王子と姉は予定通り結婚して、王子は王太子になった。令嬢は姉が王太子の子を二人産んだ後に公妾となることが前提で、ある伯爵家の嫡男に嫁ぐことになる。
これはラブストーリーの完全な結末とは言い難い。
まあ、その伯爵家の嫡男というのが実は姉の思い人で、彼は令嬢とは白い結婚を貫くことになっているというから耐え難い結末だということもないけれど。
しかも、姉が王太子の子を産んだ後に、彼は姉との間に後継者を作ることができることになっていて、その子は表向きは令嬢の子とされるということは令嬢には知らされていないという。
姉に言わせれば必要のないことは言わないそうだ。
令嬢は公妾の地位を得るまでにも、姉の采配をうけて愛する王太子と人目につかない場所で会うことや手紙のやり取りなどはできるし伯爵家では王太子の愛人を手厚くもてなすことになっている。十分じゃないかと姉は言ったが私もそう思った。
また、王太子は令嬢を正式な妻とは呼べないが、姉と公爵家のお陰で異母兄弟である第一王子を蹴落として王太子の地位を得ただけでなく、数年たてば誰にも邪魔されることなく存分に令嬢のことだけを愛することができるのだ。
めでたしめでたし、だと思う。
しかし、私はこの現実の中で見知ったヒロインの子爵令嬢のことがよく理解できなかった。
王子と令嬢は一度は別れる決意でいたのだという。心では愛し合ったまま別の道をいく、と一応はそういうことで王子は姉との婚姻に踏み切るはずだったと。

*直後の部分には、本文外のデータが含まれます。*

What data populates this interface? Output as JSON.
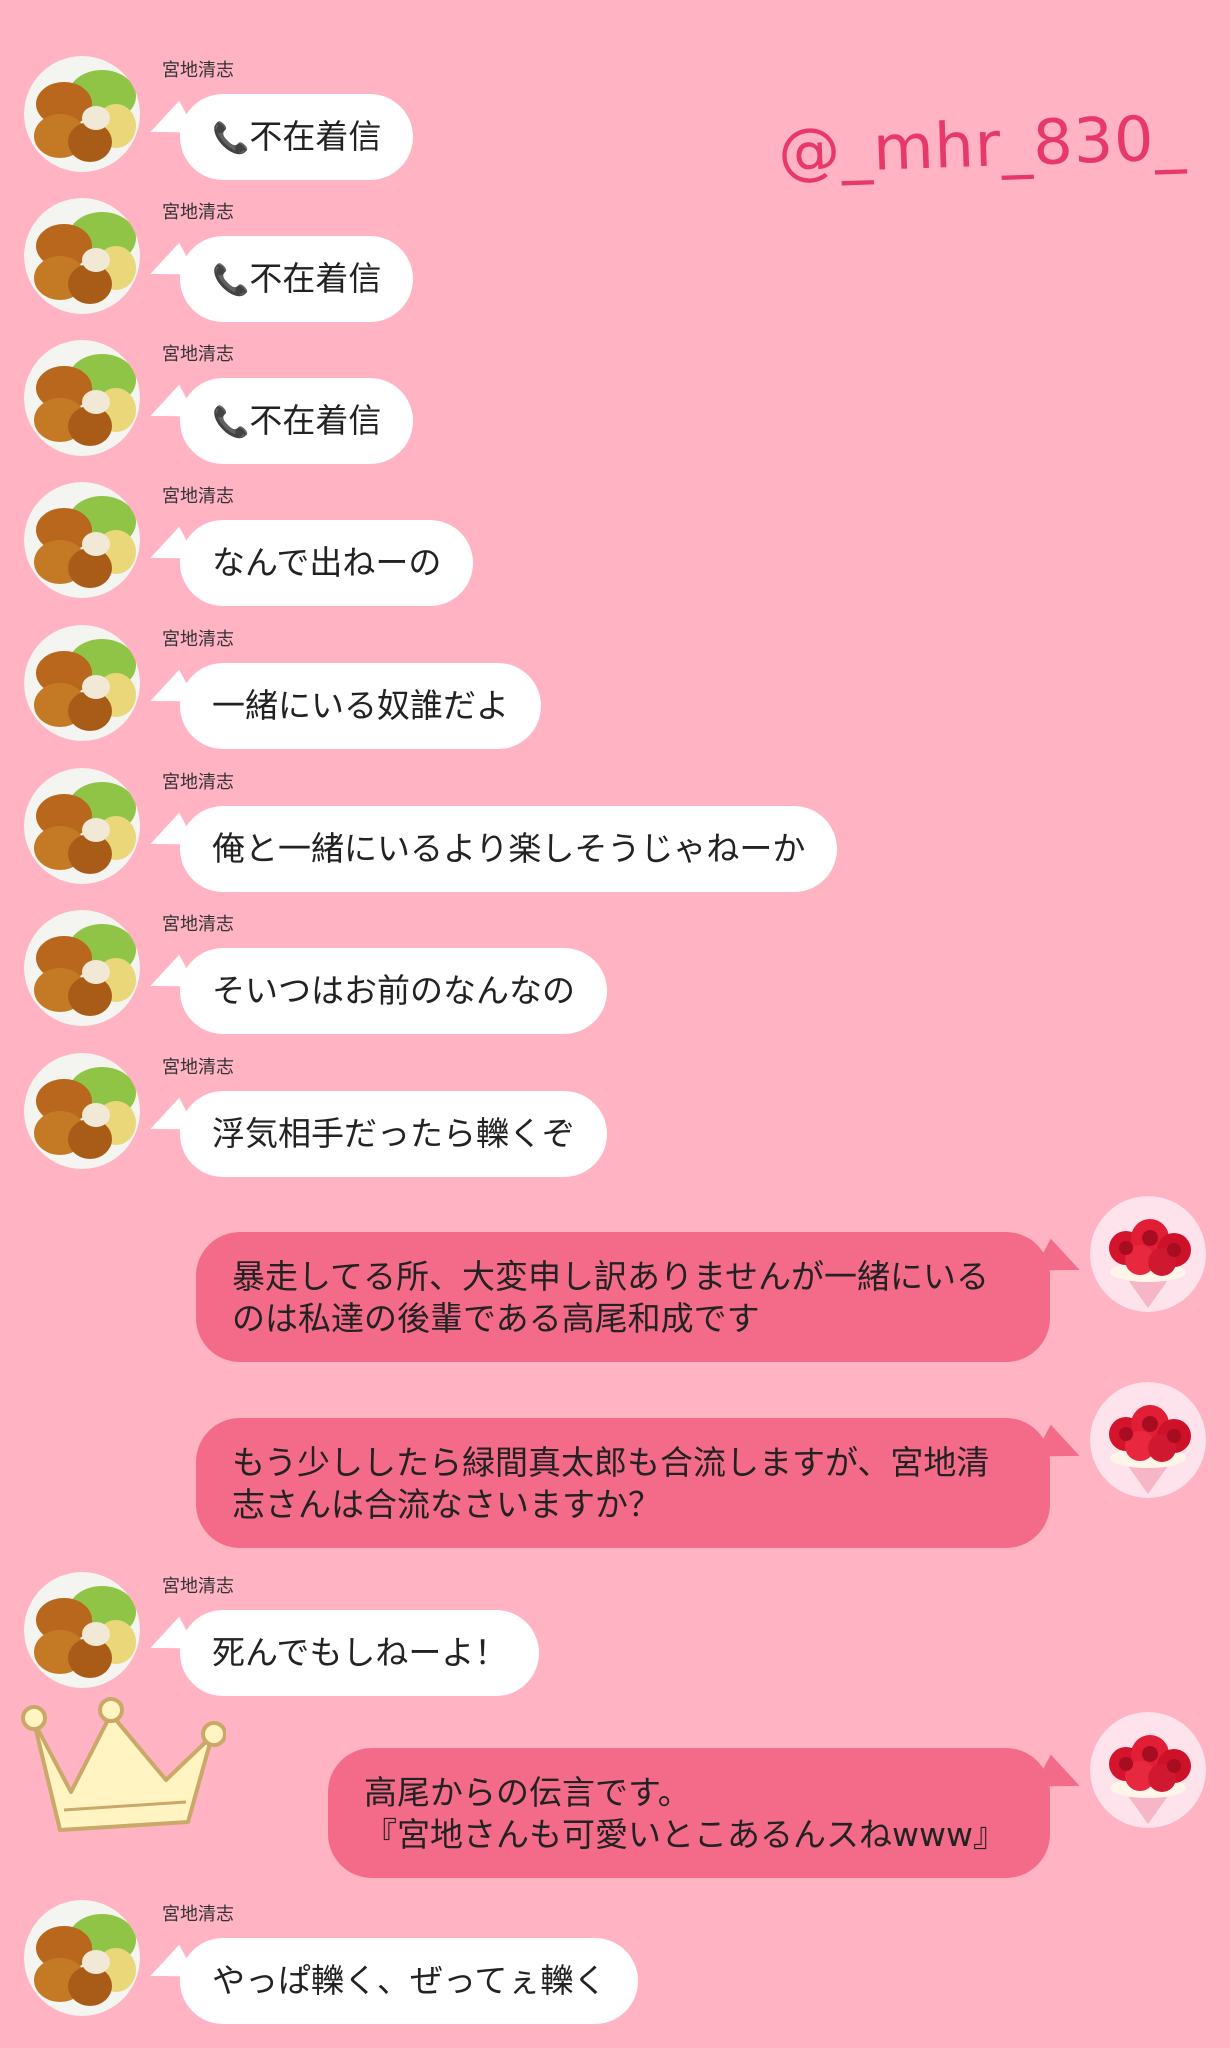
{
  "watermark": "@_mhr_830_",
  "sender_name": "宮地清志",
  "messages": [
    {
      "text": "不在着信",
      "call_icon": "phone-icon"
    },
    {
      "text": "不在着信",
      "call_icon": "phone-icon"
    },
    {
      "text": "不在着信",
      "call_icon": "phone-icon"
    },
    {
      "text": "なんで出ねーの"
    },
    {
      "text": "一緒にいる奴誰だよ"
    },
    {
      "text": "俺と一緒にいるより楽しそうじゃねーか"
    },
    {
      "text": "そいつはお前のなんなの"
    },
    {
      "text": "浮気相手だったら轢くぞ"
    },
    {
      "line1": "暴走してる所、大変申し訳ありませんが一緒にいる",
      "line2": "のは私達の後輩である高尾和成です"
    },
    {
      "line1": "もう少ししたら緑間真太郎も合流しますが、宮地清",
      "line2": "志さんは合流なさいますか？"
    },
    {
      "text": "死んでもしねーよ！"
    },
    {
      "line1": "高尾からの伝言です。",
      "line2": "『宮地さんも可愛いとこあるんスねwww』"
    },
    {
      "text": "やっぱ轢く、ぜってぇ轢く"
    }
  ],
  "colors": {
    "background": "#ffb3c3",
    "outgoing_bubble": "#f36b89",
    "incoming_bubble": "#ffffff",
    "watermark": "#e8386a"
  }
}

それならば最初から親しい仲になる前に諦めていれば良かったのでは? と私は思った。
デイビッドは私がプロポーズをした時にその覚悟をしてくれたのだと思う。
人の心は思い通りにはならないから、例え一人の人に永遠を誓ったとしても別の心惹かれる人が現れないとは限らない。
しかし、その気持ちを理性で抑えることをしないのならば、約束に意味はないのではないだろうか。
もちろん、理性で抑えられた恋心があることが相手にとっては裏切りであることは間違いないわけだけれど、でも、なんの努力もせずに流されていいということにはならないというのが私の考えだった。
だから王子のような人は最初から信用できない人だということになる。
また、私には令嬢が善良な人か、というと元からその部分は首を傾げてしまうところがあった。
善良な人ならば婚約者がいる人だとわかった時点で王子のことを諦めるだろうからだ。心は残したままで良い。恋する気持ちまで失くせと言ってるわけではなく、姉がしたように恋心を相手にすら見せないでいられるようにもっと努力すべきだったのではないか?
結果的に令嬢は王子からの愛だけを頼りに生きていく道を選んだわけだが、元から彼女にはそれしかなかったのだから彼女にはそれについてとやかく言う筋合いはないだろう。ずっとそうしていられるならば彼女にとって喜ばしいことだと思う。
だけど、悪女という言葉は私や姉よりもあの令嬢にこそふさわしいのではないかと、物語を終えた私はそんなふうに思うのだった。
なにはともあれ、物語は収まるべきところに収まった。これからの私は宣言通りにデイビッドに私のことを愛して貰うために全力を尽くそうと思う。
きっと、物語の時のようにはならないはずだ。今日からこれは私にとっては、私とデイビッドの恋の物語になるのだから。